FourierDominantCycle
Dominant cycle period estimation using resolution-enhanced DFT and center of gravity.
Usage
Use to compute the dominant market cycle period via DFT. Feed the output period into adaptive indicators like DSMA or Ehlers Stochastic to make them cycle-synchronized.
Background
Ehlers implements a Discrete Fourier Transform cycle measurement in Cybernetic Analysis using a Hann-windowed data segment.
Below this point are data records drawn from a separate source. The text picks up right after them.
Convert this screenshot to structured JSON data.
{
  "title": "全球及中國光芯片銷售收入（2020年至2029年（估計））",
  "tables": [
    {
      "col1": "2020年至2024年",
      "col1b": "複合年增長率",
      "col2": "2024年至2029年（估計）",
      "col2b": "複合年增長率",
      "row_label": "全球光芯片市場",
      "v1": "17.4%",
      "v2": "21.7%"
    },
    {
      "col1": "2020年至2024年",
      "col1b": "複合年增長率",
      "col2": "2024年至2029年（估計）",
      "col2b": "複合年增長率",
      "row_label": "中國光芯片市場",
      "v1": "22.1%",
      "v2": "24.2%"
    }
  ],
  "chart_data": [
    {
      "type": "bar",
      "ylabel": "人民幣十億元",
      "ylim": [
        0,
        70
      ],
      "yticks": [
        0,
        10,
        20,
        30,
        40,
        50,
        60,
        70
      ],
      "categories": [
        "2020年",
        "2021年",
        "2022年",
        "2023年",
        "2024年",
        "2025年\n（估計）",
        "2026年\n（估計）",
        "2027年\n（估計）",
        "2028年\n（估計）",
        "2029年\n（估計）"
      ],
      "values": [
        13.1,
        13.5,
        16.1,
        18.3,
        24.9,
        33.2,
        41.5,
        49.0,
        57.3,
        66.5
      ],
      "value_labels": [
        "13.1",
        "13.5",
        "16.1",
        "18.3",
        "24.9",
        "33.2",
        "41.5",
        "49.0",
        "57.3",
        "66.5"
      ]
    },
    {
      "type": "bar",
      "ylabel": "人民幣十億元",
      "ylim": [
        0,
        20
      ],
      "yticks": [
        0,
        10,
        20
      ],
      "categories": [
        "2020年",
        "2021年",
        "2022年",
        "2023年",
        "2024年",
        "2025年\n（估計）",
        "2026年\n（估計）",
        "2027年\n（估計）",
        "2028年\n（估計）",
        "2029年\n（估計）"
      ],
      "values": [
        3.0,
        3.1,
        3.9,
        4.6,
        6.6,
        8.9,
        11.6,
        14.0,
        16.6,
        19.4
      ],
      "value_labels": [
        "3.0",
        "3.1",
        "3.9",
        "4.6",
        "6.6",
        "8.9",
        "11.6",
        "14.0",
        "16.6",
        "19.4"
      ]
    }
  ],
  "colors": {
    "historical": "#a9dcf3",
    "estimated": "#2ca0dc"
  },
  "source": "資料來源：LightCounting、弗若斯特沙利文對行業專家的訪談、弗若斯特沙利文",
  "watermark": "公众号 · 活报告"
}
The DFT computes power across periods from 6 to 50 bars, and the peak power identifies the dominant cycle period driving price movement.
Parameters
window_len(default: 50): DFT window length
Formula
[ HP = \text{HighPass}(Price, 40) ] [ Cleaned = \frac{HP + 2HP_{t-1} + 3HP_{t-2} + 3HP_{t-3} + 2HP_{t-4} + HP_{t-5}}{12} ] [ Pwr(P) = \left(\sum_{n=0}^{W-1} Cleaned_{t-n} \cos\left(\frac{2\pi n}{P}\right)\right)^2 + \left(\sum_{n=0}^{W-1} Cleaned_{t-n} \sin\left(\frac{2\pi n}{P}\right)\right)^2 ] [ DB(P) = \min\left(20, -10 \log_{10}\left(\frac{0.01}{1 - 0.99 \frac{Pwr(P)}{\max(Pwr)}}\right)\right) ] [ DC = \frac{\sum_{P=8}^{50} P \cdot (3 - DB(P)) \text{ where } DB(P) < 3}{\sum (3 - DB(P))} ]